Refinery29 has partnered with Allison Rapson and Kassidy Brown, founders of the media company We Are the XX, for a documentary series exploring the lives of women around the world. "A Woman's Place" features the empowering stories of female activists working for real change in their communities. This story draws on interviews conducted by Rapson and Brown.
Although Sweden routinely ranks
among the world's most progressive countries when it comes to gender equality, female activists there say there are ways in which the Nordic nation falls short on supporting women.

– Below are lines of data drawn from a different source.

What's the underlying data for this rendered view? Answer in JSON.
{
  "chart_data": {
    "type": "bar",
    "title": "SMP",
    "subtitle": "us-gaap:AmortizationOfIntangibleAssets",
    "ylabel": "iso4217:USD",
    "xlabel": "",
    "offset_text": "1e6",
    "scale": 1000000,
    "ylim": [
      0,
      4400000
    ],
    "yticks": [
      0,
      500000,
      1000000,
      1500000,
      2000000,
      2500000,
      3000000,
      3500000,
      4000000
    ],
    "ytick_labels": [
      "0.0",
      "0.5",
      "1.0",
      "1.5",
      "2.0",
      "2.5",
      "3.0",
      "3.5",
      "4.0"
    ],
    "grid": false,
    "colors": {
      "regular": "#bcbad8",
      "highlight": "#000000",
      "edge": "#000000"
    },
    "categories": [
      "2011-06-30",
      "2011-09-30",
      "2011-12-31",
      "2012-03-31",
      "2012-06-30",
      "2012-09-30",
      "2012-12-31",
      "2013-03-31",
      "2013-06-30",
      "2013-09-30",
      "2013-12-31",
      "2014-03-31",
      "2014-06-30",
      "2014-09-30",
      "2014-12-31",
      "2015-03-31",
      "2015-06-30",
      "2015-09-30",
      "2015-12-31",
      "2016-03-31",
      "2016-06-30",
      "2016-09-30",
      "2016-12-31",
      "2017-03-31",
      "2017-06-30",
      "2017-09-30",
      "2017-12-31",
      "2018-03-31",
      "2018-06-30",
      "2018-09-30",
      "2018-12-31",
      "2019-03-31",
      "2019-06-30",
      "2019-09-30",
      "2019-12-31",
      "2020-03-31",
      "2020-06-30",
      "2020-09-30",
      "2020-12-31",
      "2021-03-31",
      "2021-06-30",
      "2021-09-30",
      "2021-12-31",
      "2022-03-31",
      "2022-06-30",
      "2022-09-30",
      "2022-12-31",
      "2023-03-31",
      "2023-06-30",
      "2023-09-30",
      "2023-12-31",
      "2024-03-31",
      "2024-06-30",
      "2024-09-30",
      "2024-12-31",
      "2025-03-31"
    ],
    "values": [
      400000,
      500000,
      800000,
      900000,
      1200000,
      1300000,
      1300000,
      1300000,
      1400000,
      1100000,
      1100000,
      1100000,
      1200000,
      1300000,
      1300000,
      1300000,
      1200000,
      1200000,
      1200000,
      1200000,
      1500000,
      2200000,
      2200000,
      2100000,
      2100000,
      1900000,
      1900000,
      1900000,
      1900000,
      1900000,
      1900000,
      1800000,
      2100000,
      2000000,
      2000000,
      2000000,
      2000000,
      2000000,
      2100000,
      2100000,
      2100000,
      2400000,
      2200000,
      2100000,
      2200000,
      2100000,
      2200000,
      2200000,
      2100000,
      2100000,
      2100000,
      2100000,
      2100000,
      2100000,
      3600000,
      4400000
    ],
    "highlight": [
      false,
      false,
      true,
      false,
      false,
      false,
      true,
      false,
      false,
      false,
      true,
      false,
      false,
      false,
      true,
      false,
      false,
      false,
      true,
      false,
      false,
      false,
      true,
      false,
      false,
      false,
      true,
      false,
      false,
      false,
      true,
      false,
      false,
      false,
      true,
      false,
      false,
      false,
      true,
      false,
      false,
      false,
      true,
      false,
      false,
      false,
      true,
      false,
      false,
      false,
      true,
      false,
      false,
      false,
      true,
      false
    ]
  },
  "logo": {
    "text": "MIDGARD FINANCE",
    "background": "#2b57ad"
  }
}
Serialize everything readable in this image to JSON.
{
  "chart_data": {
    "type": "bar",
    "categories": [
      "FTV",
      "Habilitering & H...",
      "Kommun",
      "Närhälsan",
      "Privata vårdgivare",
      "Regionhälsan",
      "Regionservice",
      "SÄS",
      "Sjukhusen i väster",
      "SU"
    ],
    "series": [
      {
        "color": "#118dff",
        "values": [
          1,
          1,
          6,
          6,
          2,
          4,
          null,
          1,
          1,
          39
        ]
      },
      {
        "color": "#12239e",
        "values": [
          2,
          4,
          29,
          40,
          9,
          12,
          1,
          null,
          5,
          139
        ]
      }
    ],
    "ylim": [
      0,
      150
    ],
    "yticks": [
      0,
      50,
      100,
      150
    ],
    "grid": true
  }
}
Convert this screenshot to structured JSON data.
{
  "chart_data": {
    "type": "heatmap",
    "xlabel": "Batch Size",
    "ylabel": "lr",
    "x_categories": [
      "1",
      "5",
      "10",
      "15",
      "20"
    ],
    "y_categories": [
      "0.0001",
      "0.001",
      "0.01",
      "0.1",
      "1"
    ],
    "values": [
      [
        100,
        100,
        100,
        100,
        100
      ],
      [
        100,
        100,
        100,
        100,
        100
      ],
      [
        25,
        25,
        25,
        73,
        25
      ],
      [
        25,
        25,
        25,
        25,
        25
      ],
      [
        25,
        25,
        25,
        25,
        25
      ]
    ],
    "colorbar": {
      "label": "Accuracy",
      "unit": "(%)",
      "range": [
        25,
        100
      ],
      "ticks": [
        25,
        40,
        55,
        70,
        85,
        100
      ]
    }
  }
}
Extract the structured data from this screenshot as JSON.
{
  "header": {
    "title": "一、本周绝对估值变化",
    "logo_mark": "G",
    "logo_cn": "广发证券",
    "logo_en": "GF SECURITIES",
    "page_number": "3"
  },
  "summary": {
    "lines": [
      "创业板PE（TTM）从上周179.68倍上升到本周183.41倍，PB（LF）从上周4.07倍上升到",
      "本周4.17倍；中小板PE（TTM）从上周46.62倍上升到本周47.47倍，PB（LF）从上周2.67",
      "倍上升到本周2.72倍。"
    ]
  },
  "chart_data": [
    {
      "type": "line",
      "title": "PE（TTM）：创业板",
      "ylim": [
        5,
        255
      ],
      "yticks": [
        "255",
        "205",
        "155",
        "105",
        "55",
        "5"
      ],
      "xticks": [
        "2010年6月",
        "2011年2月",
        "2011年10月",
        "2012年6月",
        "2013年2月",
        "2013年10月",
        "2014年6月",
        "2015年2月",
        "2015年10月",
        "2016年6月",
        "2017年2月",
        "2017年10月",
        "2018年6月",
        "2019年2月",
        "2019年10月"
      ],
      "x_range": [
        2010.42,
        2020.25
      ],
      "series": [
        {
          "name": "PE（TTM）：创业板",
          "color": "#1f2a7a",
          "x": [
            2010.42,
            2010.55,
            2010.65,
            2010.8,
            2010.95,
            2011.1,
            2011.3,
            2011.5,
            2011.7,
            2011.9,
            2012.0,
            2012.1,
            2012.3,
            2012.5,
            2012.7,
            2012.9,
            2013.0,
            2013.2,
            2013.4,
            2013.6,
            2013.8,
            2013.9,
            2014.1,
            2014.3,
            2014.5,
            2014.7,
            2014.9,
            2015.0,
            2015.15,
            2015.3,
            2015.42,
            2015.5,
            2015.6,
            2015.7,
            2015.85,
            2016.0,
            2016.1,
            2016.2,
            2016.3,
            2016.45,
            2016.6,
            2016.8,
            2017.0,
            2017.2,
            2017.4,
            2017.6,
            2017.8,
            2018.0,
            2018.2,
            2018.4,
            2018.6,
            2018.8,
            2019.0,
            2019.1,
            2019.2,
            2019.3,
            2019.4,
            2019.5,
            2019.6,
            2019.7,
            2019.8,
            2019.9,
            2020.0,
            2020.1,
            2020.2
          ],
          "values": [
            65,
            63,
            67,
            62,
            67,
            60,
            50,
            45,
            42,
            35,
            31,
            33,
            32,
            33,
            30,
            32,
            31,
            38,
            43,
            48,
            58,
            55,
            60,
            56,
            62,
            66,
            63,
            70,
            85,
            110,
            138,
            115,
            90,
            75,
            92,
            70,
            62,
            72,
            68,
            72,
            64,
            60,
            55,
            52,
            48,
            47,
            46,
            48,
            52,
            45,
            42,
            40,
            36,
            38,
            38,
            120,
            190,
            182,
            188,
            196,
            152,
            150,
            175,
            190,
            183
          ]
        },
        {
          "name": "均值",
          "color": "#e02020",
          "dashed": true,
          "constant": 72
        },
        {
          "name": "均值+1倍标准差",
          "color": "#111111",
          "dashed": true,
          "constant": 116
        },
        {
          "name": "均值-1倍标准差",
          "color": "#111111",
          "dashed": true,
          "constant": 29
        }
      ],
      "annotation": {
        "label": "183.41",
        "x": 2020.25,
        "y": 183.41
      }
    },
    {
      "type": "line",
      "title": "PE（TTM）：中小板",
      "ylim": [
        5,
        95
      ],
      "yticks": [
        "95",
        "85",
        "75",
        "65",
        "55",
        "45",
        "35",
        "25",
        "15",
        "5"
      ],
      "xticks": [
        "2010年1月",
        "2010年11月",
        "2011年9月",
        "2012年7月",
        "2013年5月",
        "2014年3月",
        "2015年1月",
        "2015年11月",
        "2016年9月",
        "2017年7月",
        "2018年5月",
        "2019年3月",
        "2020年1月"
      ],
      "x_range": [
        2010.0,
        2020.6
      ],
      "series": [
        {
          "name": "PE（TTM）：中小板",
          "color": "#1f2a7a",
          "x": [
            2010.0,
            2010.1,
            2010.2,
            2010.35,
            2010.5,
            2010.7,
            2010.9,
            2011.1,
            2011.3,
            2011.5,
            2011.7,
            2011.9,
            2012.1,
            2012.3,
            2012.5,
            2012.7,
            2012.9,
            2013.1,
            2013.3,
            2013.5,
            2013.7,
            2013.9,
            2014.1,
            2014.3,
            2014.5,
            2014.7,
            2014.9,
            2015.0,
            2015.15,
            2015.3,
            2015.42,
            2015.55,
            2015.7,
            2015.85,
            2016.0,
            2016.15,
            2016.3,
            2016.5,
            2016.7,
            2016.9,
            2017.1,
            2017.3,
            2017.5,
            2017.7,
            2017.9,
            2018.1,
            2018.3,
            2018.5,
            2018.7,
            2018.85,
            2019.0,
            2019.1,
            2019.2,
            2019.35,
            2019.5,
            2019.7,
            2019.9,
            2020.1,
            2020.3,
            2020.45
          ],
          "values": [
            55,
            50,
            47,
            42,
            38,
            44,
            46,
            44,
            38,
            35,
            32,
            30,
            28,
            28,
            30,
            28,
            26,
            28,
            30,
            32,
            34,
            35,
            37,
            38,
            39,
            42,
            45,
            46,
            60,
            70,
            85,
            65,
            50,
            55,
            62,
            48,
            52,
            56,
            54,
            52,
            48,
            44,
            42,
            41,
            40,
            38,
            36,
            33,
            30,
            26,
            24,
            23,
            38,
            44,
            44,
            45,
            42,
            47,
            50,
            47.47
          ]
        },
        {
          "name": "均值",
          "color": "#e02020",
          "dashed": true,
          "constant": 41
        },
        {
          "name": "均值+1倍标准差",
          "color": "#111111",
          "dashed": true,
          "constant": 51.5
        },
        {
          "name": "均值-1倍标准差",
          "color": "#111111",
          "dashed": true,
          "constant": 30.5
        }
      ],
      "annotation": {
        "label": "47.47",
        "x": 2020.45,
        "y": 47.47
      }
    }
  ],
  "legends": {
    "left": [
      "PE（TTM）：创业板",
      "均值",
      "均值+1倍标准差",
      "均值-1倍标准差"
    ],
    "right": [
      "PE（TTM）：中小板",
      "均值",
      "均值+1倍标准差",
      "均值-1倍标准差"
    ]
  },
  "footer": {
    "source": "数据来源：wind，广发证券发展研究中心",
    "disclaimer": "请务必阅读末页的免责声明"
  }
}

"Sweden has this picture of being a great gender-equality land, and we’re not," activist Anna Falgen Enqvist said. "There is so much more to be done."
One area in need of serious improvement is the country's sexual-consent laws, activists say. Unlike in the United States, where the FBI now defines rape as penetration without consent
, laws in Sweden define the crime as sex that is forced.
"The law is saying that its okay to have sex, even when someone is telling you no," Enqvist said. "Because the law is not built upon consent."
Enqvist is part of Fatta, a campaign to call attention to that issue. The campaign has brought together activists, such as Enqvist, and members of Femtastic, a feminist collective that uses music and art to fight for issues that impact women in Sweden.
As part of that work, the group released "Fatta,"
a song aimed at raising awareness about sexual violence and the need to change the consent laws. The song features real stories of sexual violence.
In addition to changing the consent laws, Femtastic is calling for better treatment when it comes to pay and work opportunities. One of the reasons the group was founded years ago was to help women find jobs as DJs.
"We want to change the male-dominated structures of the music industry in Sweden, and in the world, of course," Vanessa Marko, one of the group's co-founders, said.